Would love to hear thoughts from @jgw96 here as to what they are seeing folks ask for or need in the Microsoft Store. @tomayac and @torgo Do y’all have any insights into whether this might be of interest in the Play and Samsung stores?

[jcayzac]

publisher and policies look good to me 👍🏼

[jcayzac]

Just a comment on the URL format:

Our platform enforces absolute URLs for simplicity, because we actually open these links in the default browser and not in our super app.

Relative links are of course great, but I think it should be explicitly mentioned that absolute URLs are supported as well, and that they are not affected by the scope field —company policy pages are rarely located in the same space as a web app.

[aarongustafson]

Relative links are of course great, but I think it should be explicitly mentioned that absolute URLs are supported as well, and that they are not affected by the scope field —company policy pages are rarely located in the same space as a web app.

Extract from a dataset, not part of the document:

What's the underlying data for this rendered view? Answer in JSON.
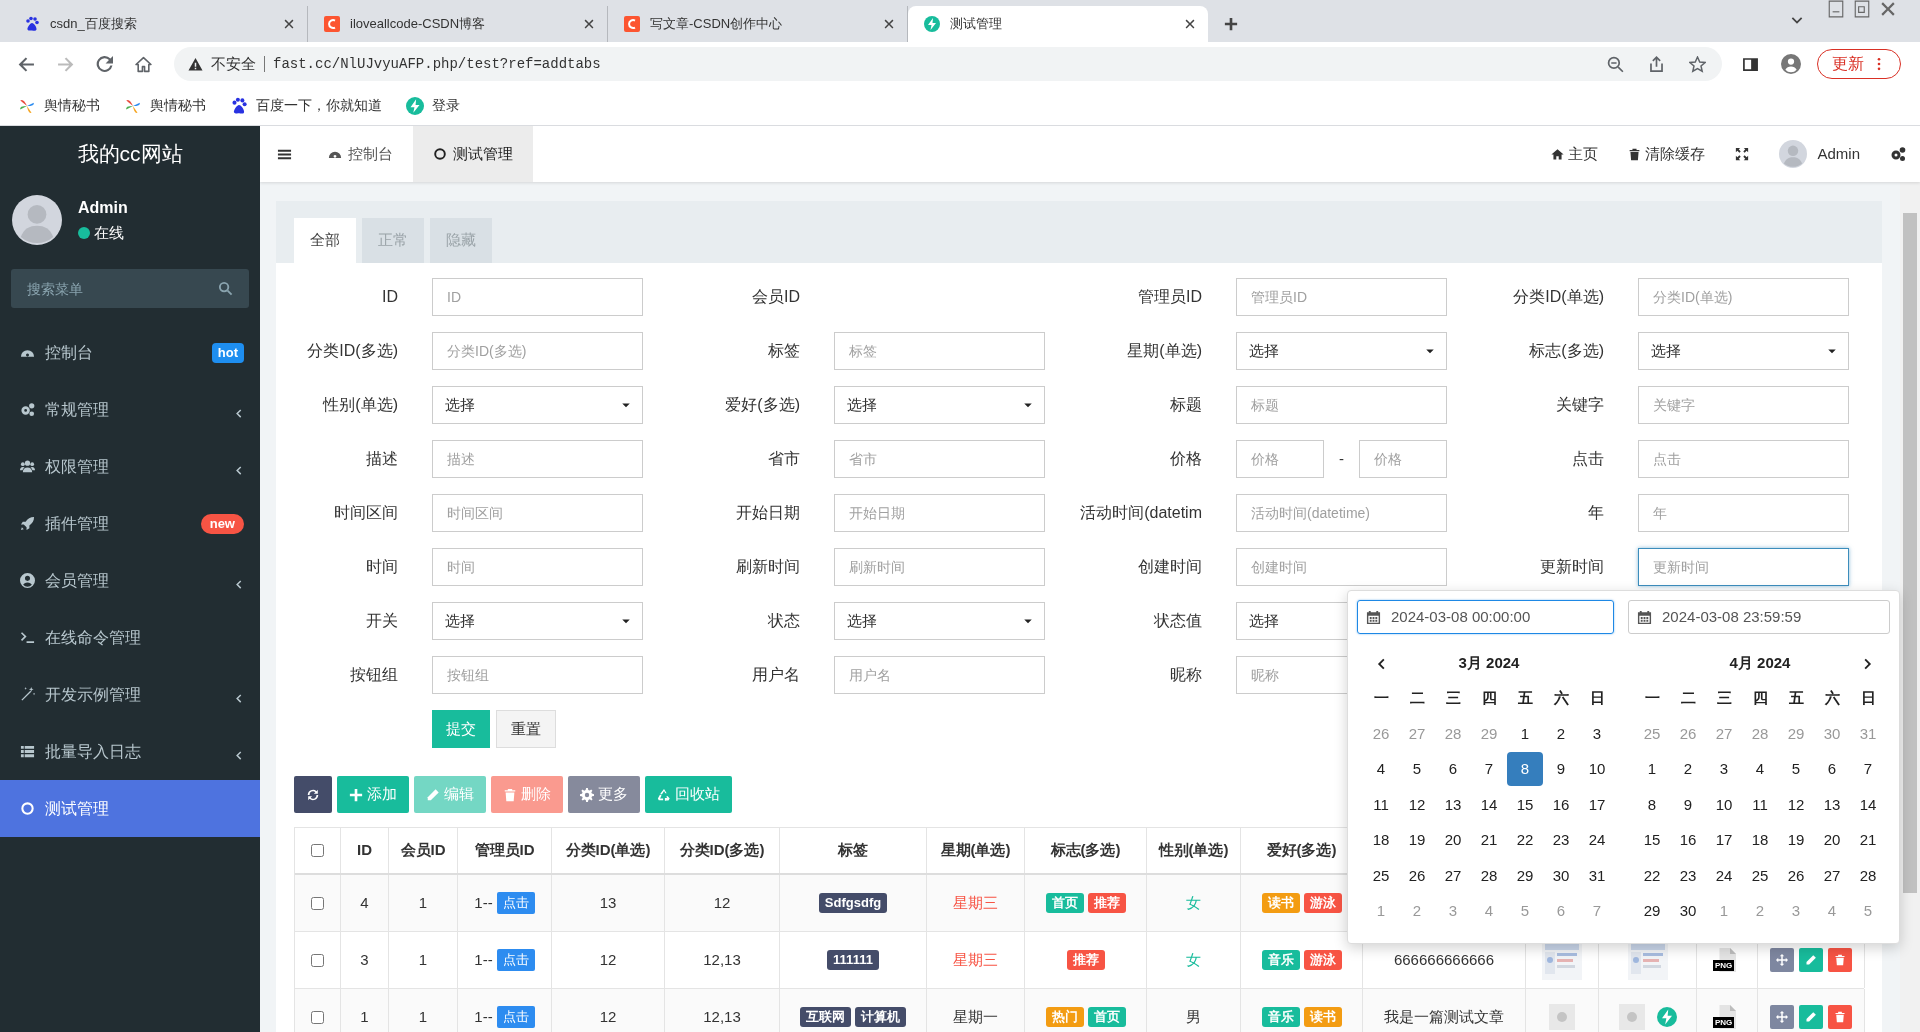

@jcayzac Totally agree. That’s why I showed both within the same policies block. At Microsoft, for instance, we have a single Privacy Policy for all web properties, but other policies may differ by property. It should totally support both.

[aarongustafson]

@JudahGabriel Does this proposal align with what the Microsoft Store is interested in? Any feedback you have would be much-appreciated.

[JudahGabriel]

Yes, this align with some of our goals for PWA ingestion. Looks great!